La fantasia è davvero made in Marvel, ma vecchia come il mondo: l’uomo qualunque indossa il mantello, il cittadino si ribella etc. etc. E infatti, sempre presenti ma sullo sfondo, a tratti generici come nei fumetti, nella narrazione cicaloniana non mancano mai gli anziani e i bambini, le famiglie terrorizzate con le finestre che danno sul parco degli orrori, sul cortile dello spaccio, sul sottopasso della depravazione, sul ballatoio degli escrementi (Cicalone ha una fissazione scatologica che potremmo generosamente definire pasoliniana.
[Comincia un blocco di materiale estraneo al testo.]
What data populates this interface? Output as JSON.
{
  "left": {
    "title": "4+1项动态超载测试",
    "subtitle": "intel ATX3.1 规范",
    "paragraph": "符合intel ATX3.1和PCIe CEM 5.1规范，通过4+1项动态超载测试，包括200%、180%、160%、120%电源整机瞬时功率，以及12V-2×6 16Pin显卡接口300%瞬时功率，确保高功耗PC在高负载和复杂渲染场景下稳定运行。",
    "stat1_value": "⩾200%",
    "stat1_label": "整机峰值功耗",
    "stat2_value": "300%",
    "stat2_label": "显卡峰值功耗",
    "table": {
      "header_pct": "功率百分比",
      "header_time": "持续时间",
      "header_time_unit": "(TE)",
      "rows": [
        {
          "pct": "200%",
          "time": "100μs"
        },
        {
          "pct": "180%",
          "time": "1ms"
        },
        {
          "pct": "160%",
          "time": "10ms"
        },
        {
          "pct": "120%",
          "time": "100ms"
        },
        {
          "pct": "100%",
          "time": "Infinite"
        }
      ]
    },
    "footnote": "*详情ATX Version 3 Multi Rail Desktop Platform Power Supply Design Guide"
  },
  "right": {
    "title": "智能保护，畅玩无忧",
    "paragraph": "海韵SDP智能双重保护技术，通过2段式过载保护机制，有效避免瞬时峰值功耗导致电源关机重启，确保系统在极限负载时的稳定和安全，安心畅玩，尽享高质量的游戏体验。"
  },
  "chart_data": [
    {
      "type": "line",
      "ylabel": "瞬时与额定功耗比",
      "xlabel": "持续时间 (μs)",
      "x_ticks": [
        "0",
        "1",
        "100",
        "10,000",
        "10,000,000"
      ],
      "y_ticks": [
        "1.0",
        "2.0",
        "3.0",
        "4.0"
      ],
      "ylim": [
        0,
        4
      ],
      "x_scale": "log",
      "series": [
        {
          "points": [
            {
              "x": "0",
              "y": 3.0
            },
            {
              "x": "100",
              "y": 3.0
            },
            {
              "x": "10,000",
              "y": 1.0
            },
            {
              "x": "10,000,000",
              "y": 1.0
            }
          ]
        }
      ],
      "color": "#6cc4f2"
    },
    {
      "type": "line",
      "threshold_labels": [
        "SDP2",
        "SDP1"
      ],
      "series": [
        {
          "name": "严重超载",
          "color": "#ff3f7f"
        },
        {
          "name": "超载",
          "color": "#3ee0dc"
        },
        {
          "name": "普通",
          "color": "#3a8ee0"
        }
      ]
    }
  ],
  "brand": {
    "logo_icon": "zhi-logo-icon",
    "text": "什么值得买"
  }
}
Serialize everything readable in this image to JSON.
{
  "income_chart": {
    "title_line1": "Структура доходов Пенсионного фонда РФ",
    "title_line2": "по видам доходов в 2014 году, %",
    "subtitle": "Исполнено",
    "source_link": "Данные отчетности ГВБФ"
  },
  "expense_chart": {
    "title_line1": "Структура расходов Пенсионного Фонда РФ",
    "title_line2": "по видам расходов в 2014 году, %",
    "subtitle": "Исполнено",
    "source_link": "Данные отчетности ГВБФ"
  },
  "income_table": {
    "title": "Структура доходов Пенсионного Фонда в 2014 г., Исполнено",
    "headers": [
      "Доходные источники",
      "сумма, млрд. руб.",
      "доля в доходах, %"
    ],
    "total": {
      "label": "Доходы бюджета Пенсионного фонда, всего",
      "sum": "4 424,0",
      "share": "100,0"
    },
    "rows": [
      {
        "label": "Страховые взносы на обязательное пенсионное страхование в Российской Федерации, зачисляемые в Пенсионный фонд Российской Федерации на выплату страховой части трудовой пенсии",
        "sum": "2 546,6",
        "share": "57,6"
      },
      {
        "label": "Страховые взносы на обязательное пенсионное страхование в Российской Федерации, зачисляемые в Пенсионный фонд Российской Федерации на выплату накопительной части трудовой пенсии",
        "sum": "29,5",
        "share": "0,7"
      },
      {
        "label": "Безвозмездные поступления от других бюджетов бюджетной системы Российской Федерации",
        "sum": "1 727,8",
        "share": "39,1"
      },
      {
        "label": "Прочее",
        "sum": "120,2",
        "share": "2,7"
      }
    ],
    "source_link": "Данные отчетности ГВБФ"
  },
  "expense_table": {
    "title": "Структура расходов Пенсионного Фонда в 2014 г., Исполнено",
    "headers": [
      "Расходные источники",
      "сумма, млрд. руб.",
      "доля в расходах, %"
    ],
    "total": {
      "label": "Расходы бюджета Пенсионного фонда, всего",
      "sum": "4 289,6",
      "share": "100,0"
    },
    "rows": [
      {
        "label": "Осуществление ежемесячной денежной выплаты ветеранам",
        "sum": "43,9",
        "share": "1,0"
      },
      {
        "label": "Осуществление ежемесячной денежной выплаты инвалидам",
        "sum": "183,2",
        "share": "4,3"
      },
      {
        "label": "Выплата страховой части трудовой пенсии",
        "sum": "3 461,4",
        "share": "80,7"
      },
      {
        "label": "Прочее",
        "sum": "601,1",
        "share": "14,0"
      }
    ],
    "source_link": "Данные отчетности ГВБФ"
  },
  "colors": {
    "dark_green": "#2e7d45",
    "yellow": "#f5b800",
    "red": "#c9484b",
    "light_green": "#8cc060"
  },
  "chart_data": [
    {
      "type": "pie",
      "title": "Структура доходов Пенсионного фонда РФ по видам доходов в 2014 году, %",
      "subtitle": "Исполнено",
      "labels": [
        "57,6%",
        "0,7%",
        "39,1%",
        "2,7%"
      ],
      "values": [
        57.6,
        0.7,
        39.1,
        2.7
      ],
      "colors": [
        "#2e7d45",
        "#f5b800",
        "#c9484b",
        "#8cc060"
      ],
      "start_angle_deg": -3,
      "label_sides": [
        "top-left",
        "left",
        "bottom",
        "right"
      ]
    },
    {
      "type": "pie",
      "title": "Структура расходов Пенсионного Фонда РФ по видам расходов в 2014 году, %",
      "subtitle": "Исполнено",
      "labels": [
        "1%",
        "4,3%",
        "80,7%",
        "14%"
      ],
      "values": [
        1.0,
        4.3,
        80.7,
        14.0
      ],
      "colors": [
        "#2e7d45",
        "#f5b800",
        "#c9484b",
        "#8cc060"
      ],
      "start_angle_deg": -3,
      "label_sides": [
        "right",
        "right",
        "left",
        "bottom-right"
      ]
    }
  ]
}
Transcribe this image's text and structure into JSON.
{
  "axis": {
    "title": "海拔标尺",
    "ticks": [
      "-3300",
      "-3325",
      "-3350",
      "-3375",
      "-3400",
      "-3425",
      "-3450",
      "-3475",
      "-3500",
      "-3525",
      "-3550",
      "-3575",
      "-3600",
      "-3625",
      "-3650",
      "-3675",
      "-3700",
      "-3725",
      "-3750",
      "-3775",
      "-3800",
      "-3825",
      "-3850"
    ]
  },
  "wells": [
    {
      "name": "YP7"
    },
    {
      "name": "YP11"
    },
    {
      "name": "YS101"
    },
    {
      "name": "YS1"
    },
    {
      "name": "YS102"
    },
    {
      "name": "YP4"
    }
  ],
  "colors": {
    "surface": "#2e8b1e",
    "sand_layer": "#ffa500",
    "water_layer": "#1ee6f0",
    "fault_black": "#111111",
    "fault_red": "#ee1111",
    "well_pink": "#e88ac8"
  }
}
Mai viste tanta cacca sulle schermo dai tempi di Salò). Non c’è bisogno di inserirli nell’inquadratura, li rappresenta Cicalone, con grande generosità è anche un pizzico di immaginazione. “Andiamo a vedere se i vicoli di Genova sono davvero così pericolosi per le persone normali”, dice, prima di addentrarvisi con trenta teste rasate in anfibi e bomber nero.
Percezione vs realtà
Infatti ha mire politiche e non ne fa mistero. È stato ad Atreju a dibattere con Delmastro di B&B nelle case popolari occupate, ha fatto da Virgilio al generale Vannacci nei gironi infernali della metro A di Roma, naturale che stia pensando, come ha recentemente dichiarato, di candidarsi a sindaco di Roma nel 2027.
Meno istituzionali i modi di Sergio Lignano detto “Serpico”: soli 30 mila follower, un decimo di Cicalone, ma su Instagram, dopo il link per le collaborazioni commerciali, ha una bio eloquente: «Se arrivo a 1 milione entro in politica e cambio tutto». L’aspetto meno credibile di questo sintetico programma, Serpico che è uomo di mondo non ce ne vorrà, è forse il “cambio tutto”. Ai vertici della vita politica e delle istituzioni non c’è già da anni un collega onorario? Quello che chiedeva alla gente al citofono: «Scusi, lei spaccia?». Eppure la criminalità percepita, vera emergenza nazionale, continua a crescere vertiginosamente anno dopo anno.
Quella reale, ci sarebbe da dire, è in calo costante da trent’anni, secondo grigie statistiche che vedono l’Italia posizionarsi come uno dei paesi più sicuri e infarciti di forze dell’ordine al mondo. Ma questa è una chiosa da “hater boomer chic”, come direbbe Cicalone in uno dei suoi video, e non si presta a un bel link per le collaborazioni commerciali.